Video
Author(s):
Raj Chovatiya, MD, PhD, and Lisa Swanson, MD, FAAD, review the recent trajectory of the atopic dermatitis therapeutic spectrum, notably how several newer approvals have changed how clinicians approach treatment.
Raj Chovatiya, MD, PhD: Hi, and welcome. We’re going to have a conversation about JAK inhibitors in atopic dermatitis. I’m Dr Raj Chovatiya, coming to you from Northwestern University School of Medicine in Chicago, Illinois. I’m joined by the inimitable Dr Lisa Swanson, coming to you from Idaho. I’m happy that we can sit down and chat about what’s been going on in dermatology. It’s been a crazy 5 years, hasn’t it?
Lisa Swanson, MD, FAAD: Has there been some new stuff, Raj?
Raj Chovatiya, MD, PhD: It feels as if it’s impossible to keep up with what’s going on, whether you look left or you look right. Before, when it came to atopic dermatitis, we didn’t have that much to talk about after some typical topical steroids. But now we have oral medications, topical medications, and injectable medications. The armamentarium is so rich. We’re going to focus on 1 of the most exciting advancements in the classes as far as treatment goes, JAK inhibitors. Lisa, maybe you can provide a broader perspective and more in-depth details about some of this expansion of our toolbox as far as treatment of atopic dermatitis.

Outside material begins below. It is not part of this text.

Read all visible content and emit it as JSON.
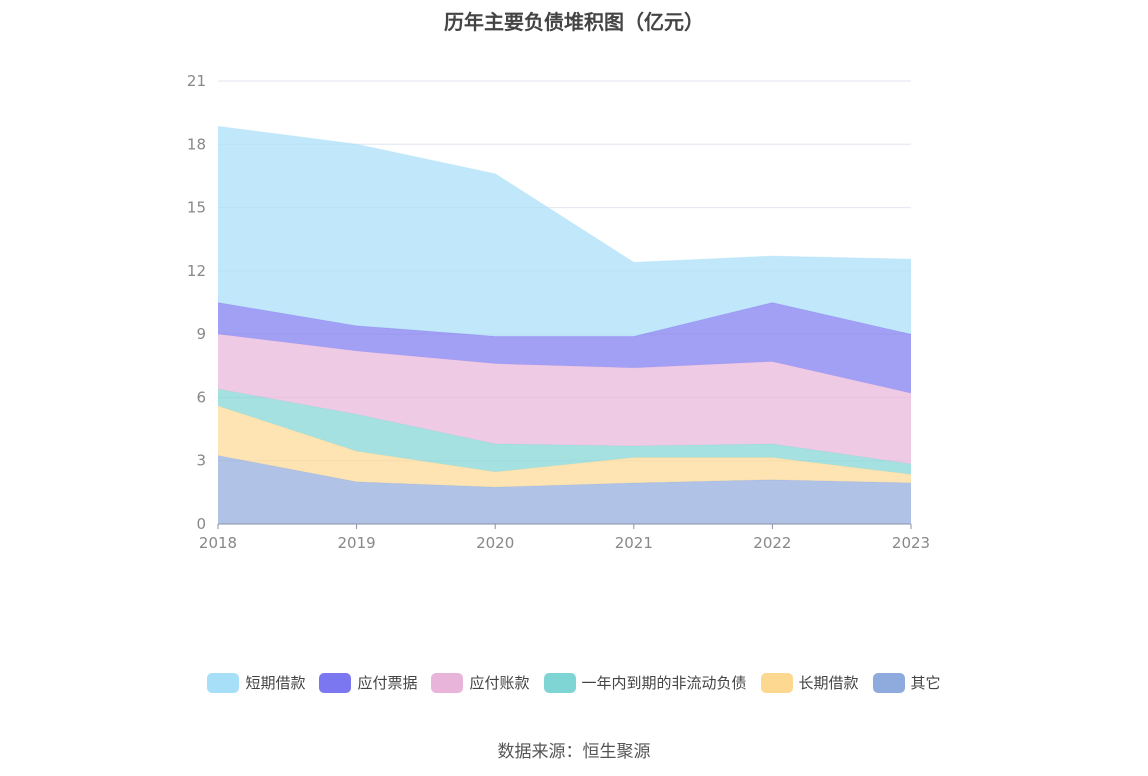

Lisa Swanson, MD, FAAD: These are exciting times. I often say that we’re practicing dermatology during the golden age of dermatology, especially when it comes to inflammatory skin disease. Thank God, because for so long it was really hard to manage patients with moderate to severe atopic dermatitis, moderate to severe psoriasis, things like alopecia areata, vitiligo, and HS [Hidradenitis suppurativa]. We’ve really struggled.
When I’m giving talks to younger groups of medical professionals about some of the newer therapies, I’ll ask, “Is there anybody here that’s been in practice less than 5 years?” If anybody raises their hand, they don’t know how we struggled. We walked uphill both ways trying to manage moderate to severe atopic dermatitis without all the tools that we now have in our toolbox.
It started with dupilumab a little over 5 years ago. That cycle of new therapies will continue for years. I’m so grateful and thankful for it because I used to dread the follow-up visit with the horrible atopic dermatitis. Now, I don’t dread that at all. I’m like, “I have this that’s new, which we can talk about. I have this that’s new, which we can talk about.” It’s so nice to have options for these people who can be so miserable with their inflammatory skin disease.
Raj Chovatiya, MD, PhD: Your excitement is palpable. I couldn’t have put it better myself. Since the release of dupilumab—a monoclonal antibody that targets the IL-4 receptor alpha subunit that’s shared by IL-4 and IL-13, which we know is important to type 2 inflammatory signaling—we’ve seen some big changes. There was the launch of a new topical agent, topical ruxolitinib. There was a topical JAK inhibitor for mild to moderate atopic dermatitis. Then we saw an additional biologic therapy, tralokinumab, which specifically targets IL-13, 1 of the important signals in type 2 inflammation. Then we saw approvals for upadacitinib and abrocitinib. These are 2 oral JAK inhibitors targeting 1 of the important signaling molecules we think about across a lot of these signals for mild to moderate disease. We’ve seen so much advancement. The pipeline is so rich, so we’re going to have a lot to talk about.
In many ways, the way we think about atopic dermatitis has shifted a lot. Before, we had topical steroids. We’d go through the potencies and then maybe we’d jump up to something like methotrexate or cyclosporine, which work but with trade-offs. Beyond that, we’d have to throw our hands up in the air, saying, “I don’t know. This is the best we can do.” In many ways, that shifted my optimism for when I see my patients. When I see them, I’m saying, “I know this is a chronic disease. I know this is something that may wax and wane throughout your lifetime, but we’ve got options. If we don’t like the first or second option, then we’ve got third and fourth options.” You don’t have to feel as if you’ve exhausted all your choices as far as treatment goes.
Lisa Swanson, MD, FAAD: So true. Yes.